The Dishes Problem

 Due to all the influences on me, it was hard not to consider the problem in a non-algebraic method. Thus, I had to solve the question algebraically to find the number of guests that generates 65 dishes... is 60. After doing it algebraically, I modelled and graphed the number of dishes created, given the number of guests attending. Here, I had to make some assumptions to proceed.

My algebraic work as well as working out how an x number of guests affect the number of dishes.

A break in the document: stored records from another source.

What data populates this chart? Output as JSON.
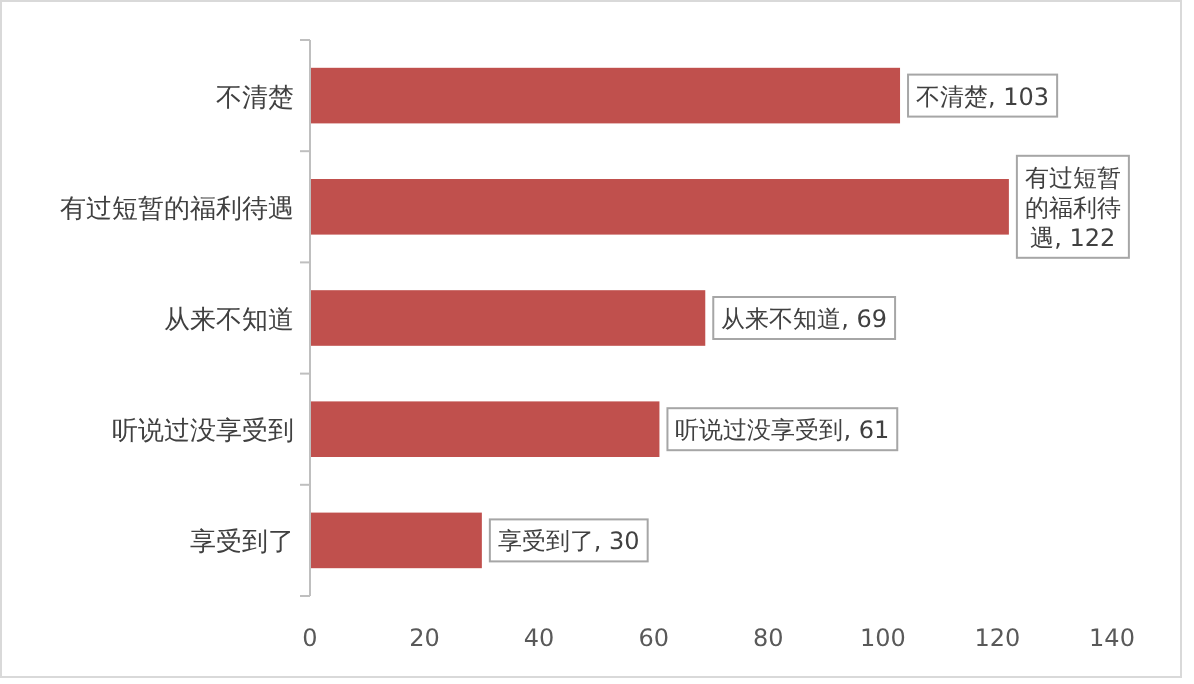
{
  "chart_data": {
    "type": "bar",
    "orientation": "horizontal",
    "categories": [
      "不清楚",
      "有过短暂的福利待遇",
      "从来不知道",
      "听说过没享受到",
      "享受到了"
    ],
    "values": [
      103,
      122,
      69,
      61,
      30
    ],
    "color": "#c0504d",
    "value_labels": [
      "不清楚, 103",
      "有过短暂的福利待遇, 122",
      "从来不知道, 69",
      "听说过没享受到, 61",
      "享受到了, 30"
    ],
    "xlim": [
      0,
      140
    ],
    "xticks": [
      0,
      20,
      40,
      60,
      80,
      100,
      120,
      140
    ],
    "grid": false
  }
}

Suppose 5 guests showed up, and following the logic the cook provided, I assumed the following. 3 dish of rice was used as 2 guests used a dish of rice. Then, with 5, 3 dishes are needed, so the 1 remaining guest has a rice dish. Then, 2 dishes of broth had to be used. Once again, this is so the remaining 2 guests who still need to get a dish get one. Similarly, 2 meat dishes are used, so the 1 remaining guest gets something. Thus, we took all the dishes' mathematical ceilings to ensure all the guests got adequate food. With this assumption, one will realize that there are 2 correct answers to this question. 59 and 60 guests are valid, except one will have leftovers. Since the question did not mention leftovers, it is safe to assume both are correct. Instead of using pure algebra, graphing the question has yielded some interesting results, as I realized after seeing 59 guests with 65 dishes is also a valid solution.

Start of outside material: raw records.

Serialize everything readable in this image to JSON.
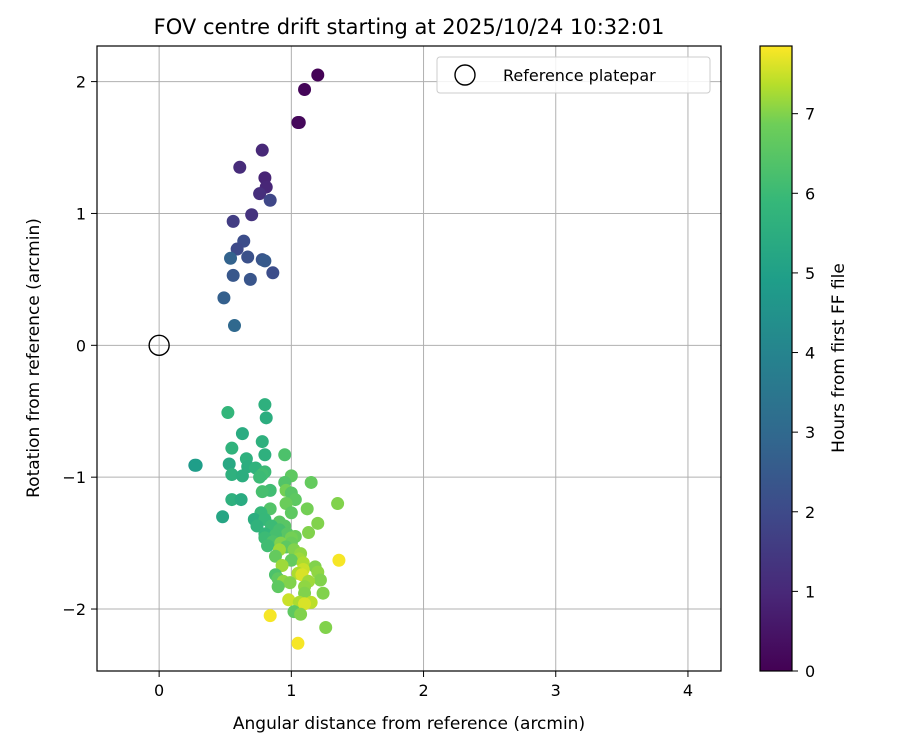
{
  "chart_data": {
    "type": "scatter",
    "title": "FOV centre drift starting at 2025/10/24 10:32:01",
    "xlabel": "Angular distance from reference (arcmin)",
    "ylabel": "Rotation from reference (arcmin)",
    "xlim": [
      -0.47,
      4.25
    ],
    "ylim": [
      -2.47,
      2.27
    ],
    "xticks": [
      0,
      1,
      2,
      3,
      4
    ],
    "yticks": [
      -2,
      -1,
      0,
      1,
      2
    ],
    "xtick_labels": [
      "0",
      "1",
      "2",
      "3",
      "4"
    ],
    "ytick_labels": [
      "−2",
      "−1",
      "0",
      "1",
      "2"
    ],
    "grid": true,
    "legend": {
      "placement": "top-right",
      "entries": [
        {
          "label": "Reference platepar",
          "marker": "open-circle"
        }
      ]
    },
    "reference_point": {
      "x": 0,
      "y": 0
    },
    "colorbar": {
      "label": "Hours from first FF file",
      "colormap": "viridis",
      "range": [
        0,
        7.85
      ],
      "ticks": [
        0,
        1,
        2,
        3,
        4,
        5,
        6,
        7
      ],
      "tick_labels": [
        "0",
        "1",
        "2",
        "3",
        "4",
        "5",
        "6",
        "7"
      ]
    },
    "points": [
      {
        "x": 1.2,
        "y": 2.05,
        "c": 0.05
      },
      {
        "x": 1.1,
        "y": 1.94,
        "c": 0.1
      },
      {
        "x": 1.05,
        "y": 1.69,
        "c": 0.15
      },
      {
        "x": 1.06,
        "y": 1.69,
        "c": 0.2
      },
      {
        "x": 0.78,
        "y": 1.48,
        "c": 1.0
      },
      {
        "x": 0.61,
        "y": 1.35,
        "c": 1.1
      },
      {
        "x": 0.8,
        "y": 1.27,
        "c": 0.9
      },
      {
        "x": 0.81,
        "y": 1.2,
        "c": 0.95
      },
      {
        "x": 0.76,
        "y": 1.15,
        "c": 1.2
      },
      {
        "x": 0.84,
        "y": 1.1,
        "c": 1.9
      },
      {
        "x": 0.7,
        "y": 0.99,
        "c": 1.3
      },
      {
        "x": 0.56,
        "y": 0.94,
        "c": 1.6
      },
      {
        "x": 0.64,
        "y": 0.79,
        "c": 2.1
      },
      {
        "x": 0.59,
        "y": 0.73,
        "c": 2.0
      },
      {
        "x": 0.67,
        "y": 0.67,
        "c": 2.2
      },
      {
        "x": 0.54,
        "y": 0.66,
        "c": 2.8
      },
      {
        "x": 0.78,
        "y": 0.65,
        "c": 2.3
      },
      {
        "x": 0.8,
        "y": 0.64,
        "c": 2.5
      },
      {
        "x": 0.86,
        "y": 0.55,
        "c": 2.1
      },
      {
        "x": 0.56,
        "y": 0.53,
        "c": 2.4
      },
      {
        "x": 0.69,
        "y": 0.5,
        "c": 2.35
      },
      {
        "x": 0.49,
        "y": 0.36,
        "c": 2.7
      },
      {
        "x": 0.57,
        "y": 0.15,
        "c": 3.0
      },
      {
        "x": 0.8,
        "y": -0.45,
        "c": 5.6
      },
      {
        "x": 0.52,
        "y": -0.51,
        "c": 5.8
      },
      {
        "x": 0.81,
        "y": -0.55,
        "c": 5.5
      },
      {
        "x": 0.63,
        "y": -0.67,
        "c": 5.4
      },
      {
        "x": 0.78,
        "y": -0.73,
        "c": 5.6
      },
      {
        "x": 0.55,
        "y": -0.78,
        "c": 5.7
      },
      {
        "x": 0.8,
        "y": -0.83,
        "c": 5.6
      },
      {
        "x": 0.95,
        "y": -0.83,
        "c": 6.3
      },
      {
        "x": 0.66,
        "y": -0.86,
        "c": 5.6
      },
      {
        "x": 0.27,
        "y": -0.91,
        "c": 4.7
      },
      {
        "x": 0.28,
        "y": -0.91,
        "c": 4.9
      },
      {
        "x": 0.53,
        "y": -0.9,
        "c": 5.3
      },
      {
        "x": 0.67,
        "y": -0.92,
        "c": 5.5
      },
      {
        "x": 0.73,
        "y": -0.93,
        "c": 5.7
      },
      {
        "x": 0.8,
        "y": -0.96,
        "c": 6.0
      },
      {
        "x": 0.78,
        "y": -0.98,
        "c": 6.1
      },
      {
        "x": 0.55,
        "y": -0.98,
        "c": 5.6
      },
      {
        "x": 0.63,
        "y": -0.99,
        "c": 5.5
      },
      {
        "x": 1.0,
        "y": -0.99,
        "c": 6.6
      },
      {
        "x": 0.76,
        "y": -1.0,
        "c": 6.0
      },
      {
        "x": 0.95,
        "y": -1.04,
        "c": 6.4
      },
      {
        "x": 1.15,
        "y": -1.04,
        "c": 6.7
      },
      {
        "x": 0.84,
        "y": -1.1,
        "c": 6.1
      },
      {
        "x": 0.96,
        "y": -1.1,
        "c": 6.9
      },
      {
        "x": 0.78,
        "y": -1.11,
        "c": 6.2
      },
      {
        "x": 1.0,
        "y": -1.12,
        "c": 6.5
      },
      {
        "x": 0.55,
        "y": -1.17,
        "c": 5.6
      },
      {
        "x": 0.62,
        "y": -1.17,
        "c": 5.4
      },
      {
        "x": 1.03,
        "y": -1.17,
        "c": 6.6
      },
      {
        "x": 0.96,
        "y": -1.2,
        "c": 6.8
      },
      {
        "x": 1.35,
        "y": -1.2,
        "c": 7.0
      },
      {
        "x": 0.84,
        "y": -1.24,
        "c": 6.4
      },
      {
        "x": 1.12,
        "y": -1.24,
        "c": 6.9
      },
      {
        "x": 0.77,
        "y": -1.27,
        "c": 5.9
      },
      {
        "x": 1.0,
        "y": -1.27,
        "c": 6.6
      },
      {
        "x": 0.48,
        "y": -1.3,
        "c": 5.2
      },
      {
        "x": 0.72,
        "y": -1.32,
        "c": 5.5
      },
      {
        "x": 0.8,
        "y": -1.32,
        "c": 5.9
      },
      {
        "x": 0.91,
        "y": -1.34,
        "c": 6.5
      },
      {
        "x": 1.2,
        "y": -1.35,
        "c": 7.0
      },
      {
        "x": 0.74,
        "y": -1.37,
        "c": 5.7
      },
      {
        "x": 0.85,
        "y": -1.37,
        "c": 6.0
      },
      {
        "x": 0.95,
        "y": -1.37,
        "c": 6.5
      },
      {
        "x": 0.91,
        "y": -1.4,
        "c": 6.2
      },
      {
        "x": 1.13,
        "y": -1.42,
        "c": 7.0
      },
      {
        "x": 0.8,
        "y": -1.43,
        "c": 5.8
      },
      {
        "x": 0.97,
        "y": -1.43,
        "c": 6.5
      },
      {
        "x": 0.88,
        "y": -1.44,
        "c": 6.2
      },
      {
        "x": 1.03,
        "y": -1.45,
        "c": 6.8
      },
      {
        "x": 0.8,
        "y": -1.46,
        "c": 6.0
      },
      {
        "x": 1.0,
        "y": -1.46,
        "c": 6.9
      },
      {
        "x": 0.86,
        "y": -1.49,
        "c": 6.3
      },
      {
        "x": 0.92,
        "y": -1.5,
        "c": 7.0
      },
      {
        "x": 1.0,
        "y": -1.5,
        "c": 6.8
      },
      {
        "x": 0.82,
        "y": -1.52,
        "c": 6.1
      },
      {
        "x": 0.96,
        "y": -1.53,
        "c": 6.6
      },
      {
        "x": 0.91,
        "y": -1.55,
        "c": 7.2
      },
      {
        "x": 1.02,
        "y": -1.55,
        "c": 7.0
      },
      {
        "x": 1.07,
        "y": -1.58,
        "c": 7.1
      },
      {
        "x": 0.88,
        "y": -1.6,
        "c": 6.7
      },
      {
        "x": 1.06,
        "y": -1.62,
        "c": 7.2
      },
      {
        "x": 1.36,
        "y": -1.63,
        "c": 7.8
      },
      {
        "x": 1.0,
        "y": -1.63,
        "c": 6.7
      },
      {
        "x": 1.09,
        "y": -1.65,
        "c": 7.3
      },
      {
        "x": 0.93,
        "y": -1.67,
        "c": 7.2
      },
      {
        "x": 1.18,
        "y": -1.68,
        "c": 7.0
      },
      {
        "x": 1.09,
        "y": -1.7,
        "c": 7.5
      },
      {
        "x": 1.2,
        "y": -1.72,
        "c": 7.1
      },
      {
        "x": 1.05,
        "y": -1.73,
        "c": 7.3
      },
      {
        "x": 0.88,
        "y": -1.74,
        "c": 6.3
      },
      {
        "x": 1.08,
        "y": -1.74,
        "c": 7.6
      },
      {
        "x": 0.9,
        "y": -1.77,
        "c": 6.6
      },
      {
        "x": 1.22,
        "y": -1.78,
        "c": 7.0
      },
      {
        "x": 0.94,
        "y": -1.79,
        "c": 7.1
      },
      {
        "x": 1.13,
        "y": -1.79,
        "c": 7.2
      },
      {
        "x": 0.99,
        "y": -1.8,
        "c": 7.0
      },
      {
        "x": 0.9,
        "y": -1.83,
        "c": 6.6
      },
      {
        "x": 1.1,
        "y": -1.83,
        "c": 7.1
      },
      {
        "x": 1.1,
        "y": -1.88,
        "c": 7.0
      },
      {
        "x": 1.24,
        "y": -1.88,
        "c": 7.0
      },
      {
        "x": 0.98,
        "y": -1.93,
        "c": 7.5
      },
      {
        "x": 1.06,
        "y": -1.95,
        "c": 7.3
      },
      {
        "x": 1.15,
        "y": -1.95,
        "c": 7.4
      },
      {
        "x": 1.1,
        "y": -1.96,
        "c": 7.6
      },
      {
        "x": 1.02,
        "y": -2.02,
        "c": 6.6
      },
      {
        "x": 1.07,
        "y": -2.04,
        "c": 7.0
      },
      {
        "x": 0.84,
        "y": -2.05,
        "c": 7.8
      },
      {
        "x": 1.26,
        "y": -2.14,
        "c": 7.0
      },
      {
        "x": 1.05,
        "y": -2.26,
        "c": 7.8
      }
    ]
  }
}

Number of dishes needed given the number of guests.

My assumptions came with the idea of the image as I thought what would happen when this many guests showed up. As a host, I would rather have leftovers than a hungry guest because I failed to make enough food to satisfy everyone. Thus, providing imagery to the question can also get students to think outside the box, assuming it is allowed. At the same time, if we restrict students from thinking creatively by adding a handful of restrictions, what is the point of giving the students an image if the stated rules shackle them?

It is suitable to bring up the history of math as it demonstrates to students how/ancient some of the mathematical techniques taught in class are. With a question posed back in the 4th century CE, the student can realize how some of the topic being learned was once used to solve a problem. Similarly, math techniques did not only originate in 1 culture, and I like to believe that people with diverse experiences with different cultures can be a better citizens filled with love and not hate.